Green efforts can be hampered by nonstandard terminology
Sustainability, sustainable packaging, sustainable packaging coalition

pdxxspc_logo_elogic.jpgAs systems thinking permeates the discourse on how to evaluate environmental benefits, we run into potential conflicts between optimizing subsystems versus the need to optimize the total system. This comes into play with packaging, as stakeholders can be focused on specific materials or parts of the supply chain, rather than addressing the limitations of our packaging and recovery systems as a whole.


As the Sustainable Packaging Coalition has worked with our member companies and other stakeholders, we have continually heard the feedback that communication needs to improve throughout the packaging supply chain if we are truly to develop more sustainable packaging systems. One of the barriers to this communication has been a language gap: Quite simply, a recycler speaks a different language than a consumer or a packaging engineer, and as a result, all understand less about the limitations and opportunities of each other's role. For example, while an engineer speaks about corrugated board, a recycler refers to OCC and the general public continues to ask where they can recycle a “cardboard box.” A consumer might understand “milk jug” but an engineer works with “HDPE,” and recyclers want “#2 bottles.” How can we ensure we are recovering as much packaging material as possible when our vocabularies are so different?

GreenBlue recently took on this issue by developing A Guide to Packaging Material Flows and Terminology, which provides a common framework for communication along the supply chain, including a glossary of major packaging materials. The guide also includes graphic representations of the flow of different packaging materials through production, use, collection, sorting and disposal/recovery. The graphics dramatically reveal how far we have to go to close the loop for effective recovery systems.

In the U.S., our recycling system has been built on the development of independent, material-based subsystems like the collection and recovery of aluminum or the collection and recovery of plastic or glass. Even within materials, we often find even more specific subsystems focused around certain shapes or applications, such as PET bottles, but not PET clamshells.

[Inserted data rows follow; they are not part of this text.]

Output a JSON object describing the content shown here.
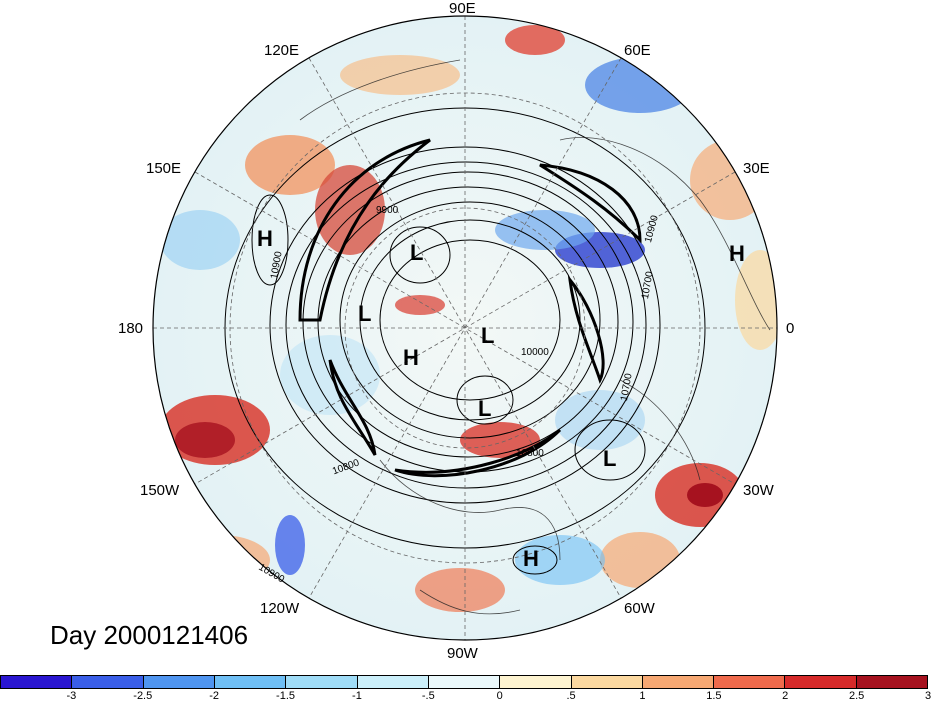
{
  "map": {
    "projection": "north-polar-stereographic",
    "longitude_labels": [
      "90E",
      "60E",
      "120E",
      "30E",
      "150E",
      "0",
      "180",
      "30W",
      "150W",
      "60W",
      "120W",
      "90W"
    ],
    "pressure_centers": [
      "H",
      "L",
      "L",
      "H",
      "L",
      "H",
      "L",
      "L",
      "H"
    ],
    "contour_labels": [
      "10900",
      "9900",
      "10700",
      "10900",
      "10000",
      "10700",
      "10800",
      "10800",
      "10900"
    ]
  },
  "title": {
    "day": "Day 2000121406"
  },
  "colorbar": {
    "ticks": [
      "-3",
      "-2.5",
      "-2",
      "-1.5",
      "-1",
      "-.5",
      "0",
      ".5",
      "1",
      "1.5",
      "2",
      "2.5",
      "3"
    ],
    "colors": [
      "#2a16d1",
      "#3a5ee8",
      "#4f95f0",
      "#6fbff5",
      "#9fdcf7",
      "#cbeffa",
      "#eaf8fb",
      "#fdf3d0",
      "#fbd8a0",
      "#f6a873",
      "#ef6a4c",
      "#d62a2a",
      "#a6121f"
    ]
  }
}
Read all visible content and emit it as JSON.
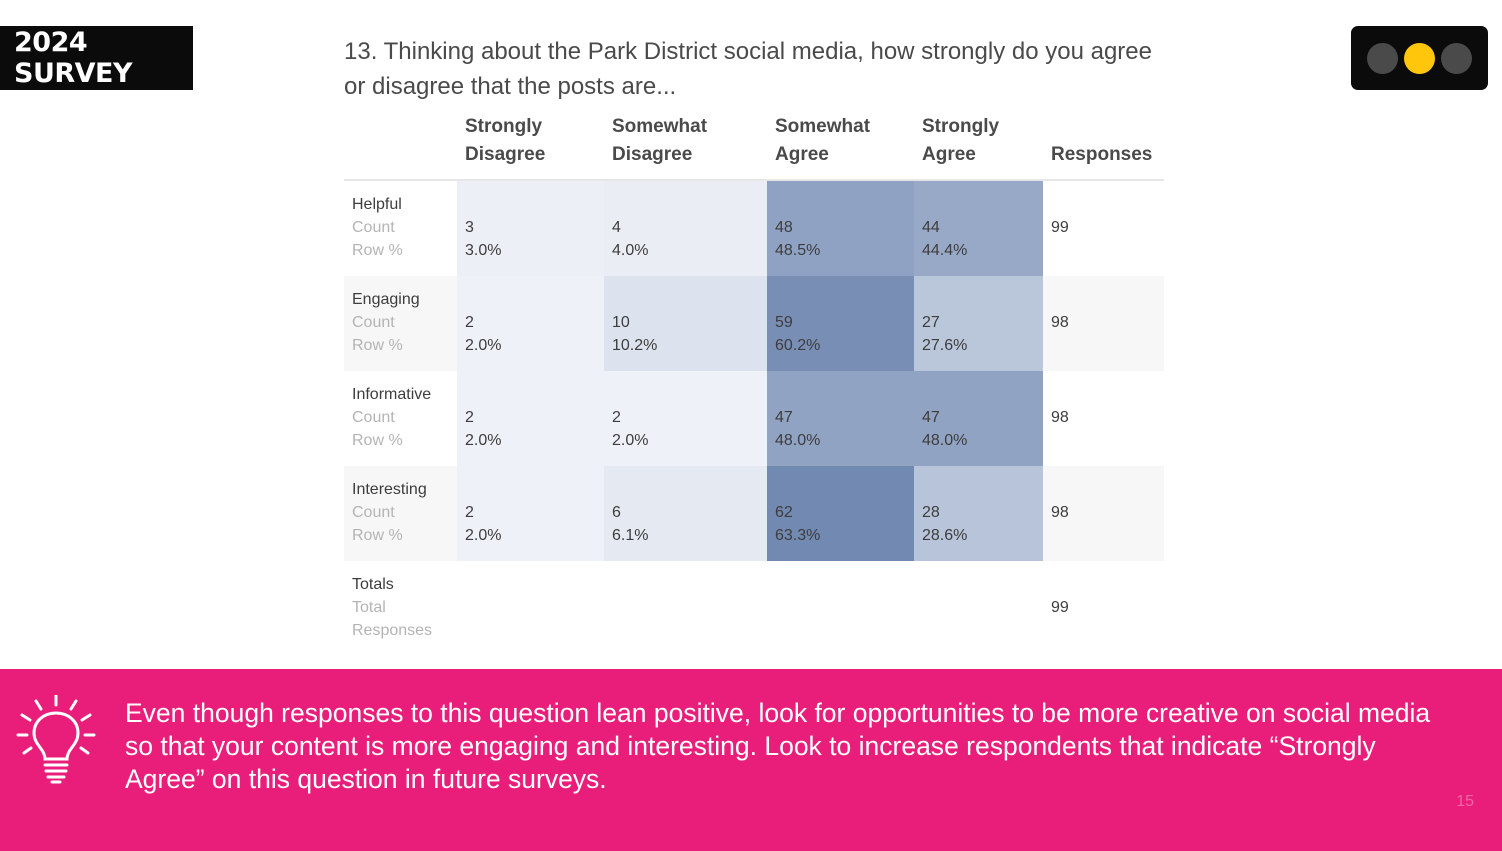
{
  "badge": {
    "label": "2024 SURVEY"
  },
  "nav_dots": {
    "count": 3,
    "active_index": 1,
    "active_color": "#ffc60b",
    "inactive_color": "#4a4a4a"
  },
  "question": {
    "text": "13. Thinking about the Park District social media, how strongly do you agree or disagree that the posts are..."
  },
  "table": {
    "headers": {
      "strongly_disagree": [
        "Strongly",
        "Disagree"
      ],
      "somewhat_disagree": [
        "Somewhat",
        "Disagree"
      ],
      "somewhat_agree": [
        "Somewhat",
        "Agree"
      ],
      "strongly_agree": [
        "Strongly",
        "Agree"
      ],
      "responses": "Responses"
    },
    "row_sublabels": {
      "count": "Count",
      "row_pct": "Row %"
    },
    "rows": [
      {
        "label": "Helpful",
        "strongly_disagree": {
          "count": "3",
          "pct": "3.0%"
        },
        "somewhat_disagree": {
          "count": "4",
          "pct": "4.0%"
        },
        "somewhat_agree": {
          "count": "48",
          "pct": "48.5%"
        },
        "strongly_agree": {
          "count": "44",
          "pct": "44.4%"
        },
        "responses": "99"
      },
      {
        "label": "Engaging",
        "strongly_disagree": {
          "count": "2",
          "pct": "2.0%"
        },
        "somewhat_disagree": {
          "count": "10",
          "pct": "10.2%"
        },
        "somewhat_agree": {
          "count": "59",
          "pct": "60.2%"
        },
        "strongly_agree": {
          "count": "27",
          "pct": "27.6%"
        },
        "responses": "98"
      },
      {
        "label": "Informative",
        "strongly_disagree": {
          "count": "2",
          "pct": "2.0%"
        },
        "somewhat_disagree": {
          "count": "2",
          "pct": "2.0%"
        },
        "somewhat_agree": {
          "count": "47",
          "pct": "48.0%"
        },
        "strongly_agree": {
          "count": "47",
          "pct": "48.0%"
        },
        "responses": "98"
      },
      {
        "label": "Interesting",
        "strongly_disagree": {
          "count": "2",
          "pct": "2.0%"
        },
        "somewhat_disagree": {
          "count": "6",
          "pct": "6.1%"
        },
        "somewhat_agree": {
          "count": "62",
          "pct": "63.3%"
        },
        "strongly_agree": {
          "count": "28",
          "pct": "28.6%"
        },
        "responses": "98"
      }
    ],
    "totals": {
      "label": "Totals",
      "sublabel_1": "Total",
      "sublabel_2": "Responses",
      "responses": "99"
    },
    "heat_color": "#6f86b0"
  },
  "footer": {
    "icon": "lightbulb-icon",
    "background": "#e91e7a",
    "text": "Even though responses to this question lean positive, look for opportunities to be more creative on social media so that your content is more engaging and interesting. Look to increase respondents that indicate “Strongly Agree” on this question in future surveys.",
    "page_number": "15"
  }
}
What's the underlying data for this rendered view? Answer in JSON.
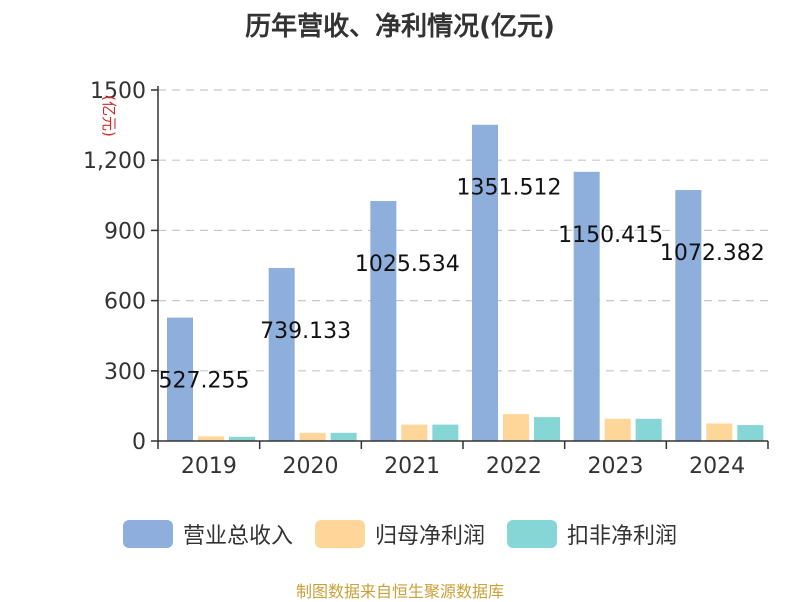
{
  "chart_data": {
    "type": "bar",
    "title": "历年营收、净利情况(亿元)",
    "ylabel": "(亿元)",
    "ylim": [
      0,
      1500
    ],
    "yticks": [
      0,
      300,
      600,
      900,
      1200,
      1500
    ],
    "ytick_labels": [
      "0",
      "300",
      "600",
      "900",
      "1,200",
      "1500"
    ],
    "categories": [
      "2019",
      "2020",
      "2021",
      "2022",
      "2023",
      "2024"
    ],
    "series": [
      {
        "name": "营业总收入",
        "color": "#8eaedc",
        "values": [
          527.255,
          739.133,
          1025.534,
          1351.512,
          1150.415,
          1072.382
        ],
        "labels": [
          "527.255",
          "739.133",
          "1025.534",
          "1351.512",
          "1150.415",
          "1072.382"
        ]
      },
      {
        "name": "归母净利润",
        "color": "#ffd699",
        "values": [
          20,
          35,
          70,
          115,
          95,
          75
        ]
      },
      {
        "name": "扣非净利润",
        "color": "#86d6d6",
        "values": [
          18,
          35,
          70,
          102,
          95,
          68
        ]
      }
    ],
    "grid": true,
    "legend_position": "bottom"
  },
  "source": "制图数据来自恒生聚源数据库"
}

This fragmented recovery approach makes it difficult to adjust to collecting new shapes, colors or materials (including organic waste) at a meaningful scale. The inflexibility reinforces our default action of sending all materials that do not currently have well-established end markets to a landfill.

The fragmented recycling system is just one piece in a patchwork waste-management system, including composting, that's not well-coordinated or consistent from one locality to another.

Consensus seems to be growing that we need to improve material recovery rates in the U.S. There's recognition that our piecemeal approach to recycling isn't effective, and we need to look to more integrated and comprehensive systems of materials recovery, as exemplified by the impressive results of some of the extended producer responsibility systems seen in Europe. We see a shift away from waste management toward resource management and more systemic thinking.

The recovery end of the packaging supply chain is every bit as complex as the production side of the value chain, and perhaps even more so, as it requires active public participation and a blend of the public and private entities working across a variety of materials. If we want to improve recovery, there needs to be better coordination between the various part of the value chain.

We hope the guide (available at www.greenblue.org/resources_documents.html) will be a first step in enabling better communication along the packaging and recovery value chains.